We are working to raise awareness internationally, so countries understand a red notice from Nicaragua is not the same as one from Mexico, Brazil, or Sweden. The same applies to mechanisms for “stolen passports.” We’ve seen cases where Nicaraguans were stopped at airports because their government reported their passports as false. In extreme cases, other international groups intervened to prevent deportations back to Nicaragua.
The report identifies Deputy Interior Minister Luis Cañas as deciding who can or cannot enter Nicaragua. How does this system of de facto banishment work?
It’s about absolute control—from the top leadership, through the Army, Police, Sandinista Party structures, political secretaries, and victory units. They compile lists. In our earlier report, we identified 54 people involved in abuses, including Luis Cañas.

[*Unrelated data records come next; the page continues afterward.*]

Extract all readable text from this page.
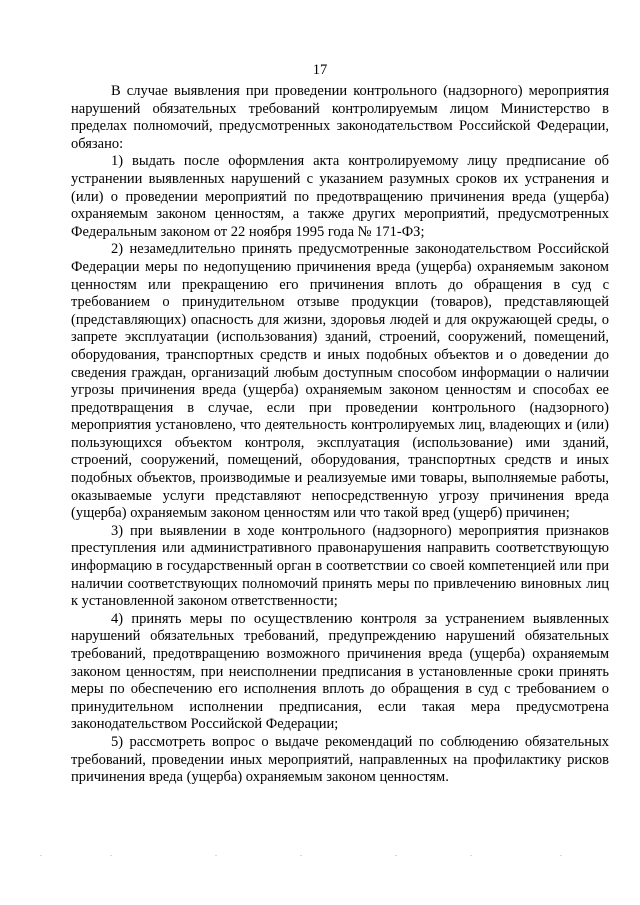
17

В случае выявления при проведении контрольного (надзорного) мероприятия нарушений обязательных требований контролируемым лицом Министерство в пределах полномочий, предусмотренных законодательством Российской Федерации, обязано:

1) выдать после оформления акта контролируемому лицу предписание об устранении выявленных нарушений с указанием разумных сроков их устранения и (или) о проведении мероприятий по предотвращению причинения вреда (ущерба) охраняемым законом ценностям, а также других мероприятий, предусмотренных Федеральным законом от 22 ноября 1995 года № 171-ФЗ;

2) незамедлительно принять предусмотренные законодательством Российской Федерации меры по недопущению причинения вреда (ущерба) охраняемым законом ценностям или прекращению его причинения вплоть до обращения в суд с требованием о принудительном отзыве продукции (товаров), представляющей (представляющих) опасность для жизни, здоровья людей и для окружающей среды, о запрете эксплуатации (использования) зданий, строений, сооружений, помещений, оборудования, транспортных средств и иных подобных объектов и о доведении до сведения граждан, организаций любым доступным способом информации о наличии угрозы причинения вреда (ущерба) охраняемым законом ценностям и способах ее предотвращения в случае, если при проведении контрольного (надзорного) мероприятия установлено, что деятельность контролируемых лиц, владеющих и (или) пользующихся объектом контроля, эксплуатация (использование) ими зданий, строений, сооружений, помещений, оборудования, транспортных средств и иных подобных объектов, производимые и реализуемые ими товары, выполняемые работы, оказываемые услуги представляют непосредственную угрозу причинения вреда (ущерба) охраняемым законом ценностям или что такой вред (ущерб) причинен;

3) при выявлении в ходе контрольного (надзорного) мероприятия признаков преступления или административного правонарушения направить соответствующую информацию в государственный орган в соответствии со своей компетенцией или при наличии соответствующих полномочий принять меры по привлечению виновных лиц к установленной законом ответственности;

4) принять меры по осуществлению контроля за устранением выявленных нарушений обязательных требований, предупреждению нарушений обязательных требований, предотвращению возможного причинения вреда (ущерба) охраняемым законом ценностям, при неисполнении предписания в установленные сроки принять меры по обеспечению его исполнения вплоть до обращения в суд с требованием о принудительном исполнении предписания, если такая мера предусмотрена законодательством Российской Федерации;

5) рассмотреть вопрос о выдаче рекомендаций по соблюдению обязательных требований, проведении иных мероприятий, направленных на профилактику рисков причинения вреда (ущерба) охраняемым законом ценностям.
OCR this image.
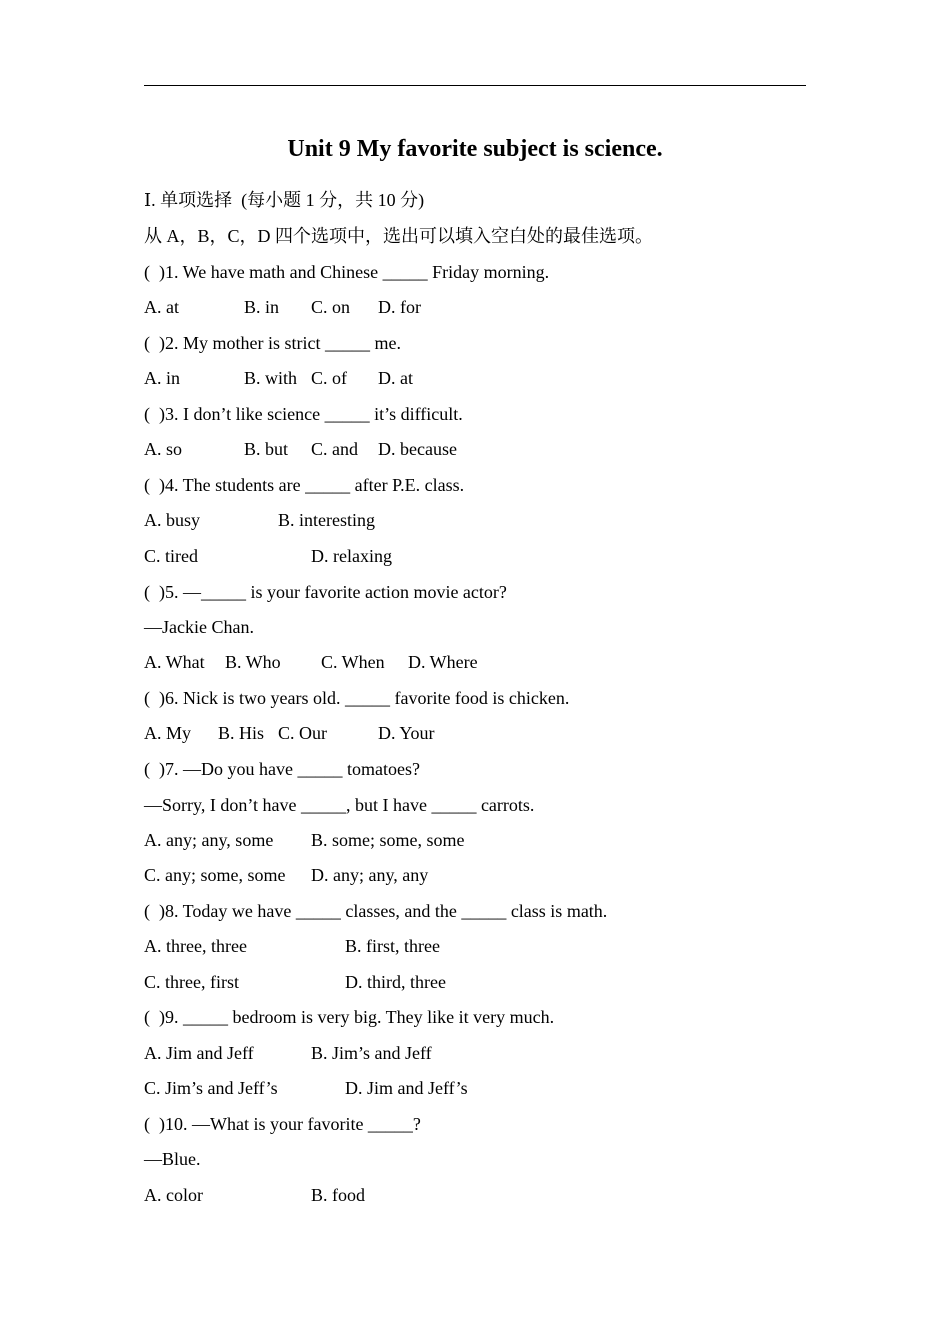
Unit 9 My favorite subject is science.
Ⅰ. 单项选择  (每小题 1 分，共 10 分)
从 A，B，C，D 四个选项中，选出可以填入空白处的最佳选项。
(  )1. We have math and Chinese _____ Friday morning.
A. at	B. in C. on D. for
(  )2. My mother is strict _____ me.
A. in	B. with C. of D. at
(  )3. I don’t like science _____ it’s difficult.
A. so	B. but C. and D. because
(  )4. The students are _____ after P.E. class.
A. busy	B. interesting
C. tired	D. relaxing
(  )5. —_____ is your favorite action movie actor?
—Jackie Chan.
A. What B. Who C. When D. Where
(  )6. Nick is two years old. _____ favorite food is chicken.
A. My B. His C. Our	D. Your
(  )7. —Do you have _____ tomatoes?
—Sorry, I don’t have _____, but I have _____ carrots.
A. any; any, some B. some; some, some
C. any; some, some D. any; any, any
(  )8. Today we have _____ classes, and the _____ class is math.
A. three, three	B. first, three
C. three, first	D. third, three
(  )9. _____ bedroom is very big. They like it very much.
A. Jim and Jeff	B. Jim’s and Jeff
C. Jim’s and Jeff’s	D. Jim and Jeff’s
(  )10. —What is your favorite _____?
—Blue.
A. color	B. food
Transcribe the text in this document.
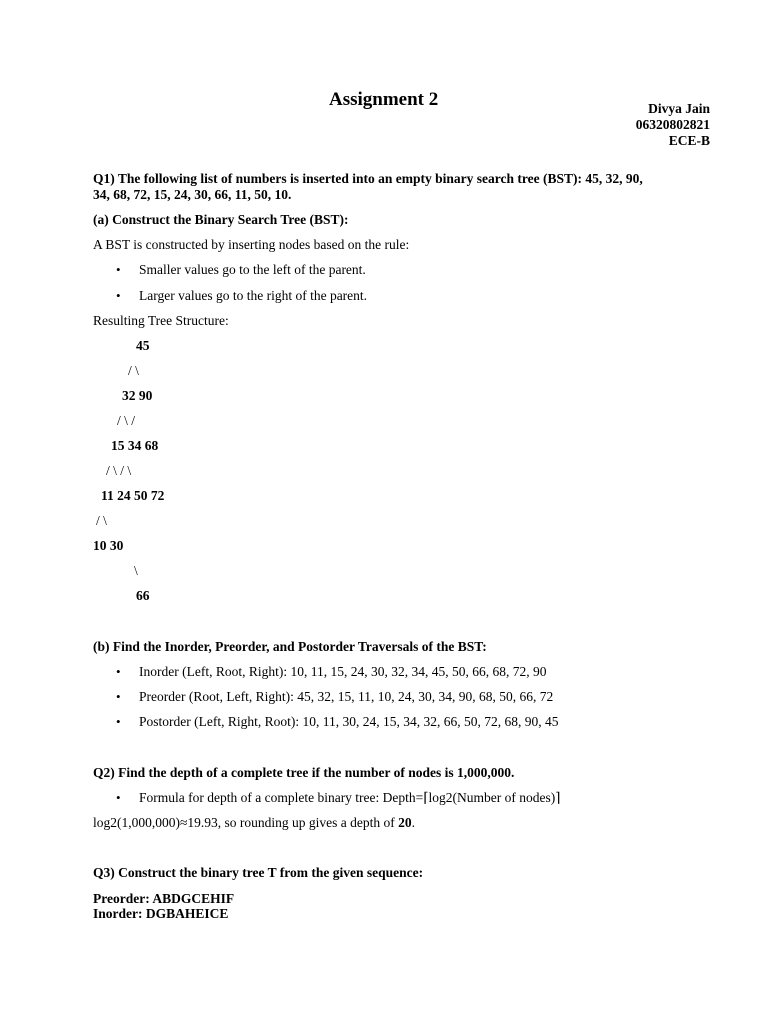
Assignment 2	Divya Jain
06320802821
ECE-B
Q1) The following list of numbers is inserted into an empty binary search tree (BST): 45, 32, 90,
34, 68, 72, 15, 24, 30, 66, 11, 50, 10.
(a) Construct the Binary Search Tree (BST):
A BST is constructed by inserting nodes based on the rule:
• Smaller values go to the left of the parent.
• Larger values go to the right of the parent.
Resulting Tree Structure:
45
/ \
32 90
/ \ /
15 34 68
/ \ / \
11 24 50 72
/ \
10 30
\
66
(b) Find the Inorder, Preorder, and Postorder Traversals of the BST:
• Inorder (Left, Root, Right): 10, 11, 15, 24, 30, 32, 34, 45, 50, 66, 68, 72, 90
• Preorder (Root, Left, Right): 45, 32, 15, 11, 10, 24, 30, 34, 90, 68, 50, 66, 72
• Postorder (Left, Right, Root): 10, 11, 30, 24, 15, 34, 32, 66, 50, 72, 68, 90, 45
Q2) Find the depth of a complete tree if the number of nodes is 1,000,000.
• Formula for depth of a complete binary tree: Depth=⌈log2(Number of nodes)⌉
log2(1,000,000)≈19.93, so rounding up gives a depth of 20.
Q3) Construct the binary tree T from the given sequence:
Preorder: ABDGCEHIF
Inorder: DGBAHEICE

The goal is to silence critics and then make their lives impossible. It’s cruel, affecting not just individuals but their families. Those without documents cannot rebuild their lives, validate university degrees, or access pensions.
What can democratic states do to help citizens who cannot return?
First there were the 452 officially denationalized people who became stateless. Some countries—especially Spain—have shown solidarity by offering nationality. But those left de facto stateless face greater challenges, since they cannot prove their lack of citizenship. We are working with states to raise awareness of this problem.
The UN report recommends states adopt comprehensive measures to protect these people—facilitating refugee status, exile, or naturalization.
International Justice
What would it take for Nicaragua to face trial at the International Court of Justice for violating conventions against statelessness?
For me, this is perhaps the most important recommendation. Arbitrary deprivation of nationality on an individual scale is unmatched worldwide. Statelessness usually stems from wars or mass expulsions. But here, 452 people were each declared traitors to the homeland. No other country has done this. It is a clear violation of the Statelessness Reduction Convention.
We are urging states to bring the case. Many like the idea—but want others to act.
Is it a matter of political will?
Yes. It is costly—millions of dollars—to bring a case. And only two or three new cases reach the ICJ each year. Nicaragua has appeared before the Court more than any other country.
When our last report was presented to the UN Human Rights Council, Nicaragua withdrew from the Council. It also left the ILO, UNESCO, IOM, and UNHCR after critical reports. But it clings to the International Court of Justice, even mentioning it five times in the new Constitution.
A condemnation by the International Court of Justice for deprivation of nationality would have a very significant effect. We are fostering discussions among states to seek solutions. I hope for progress but cannot yet say more at this time.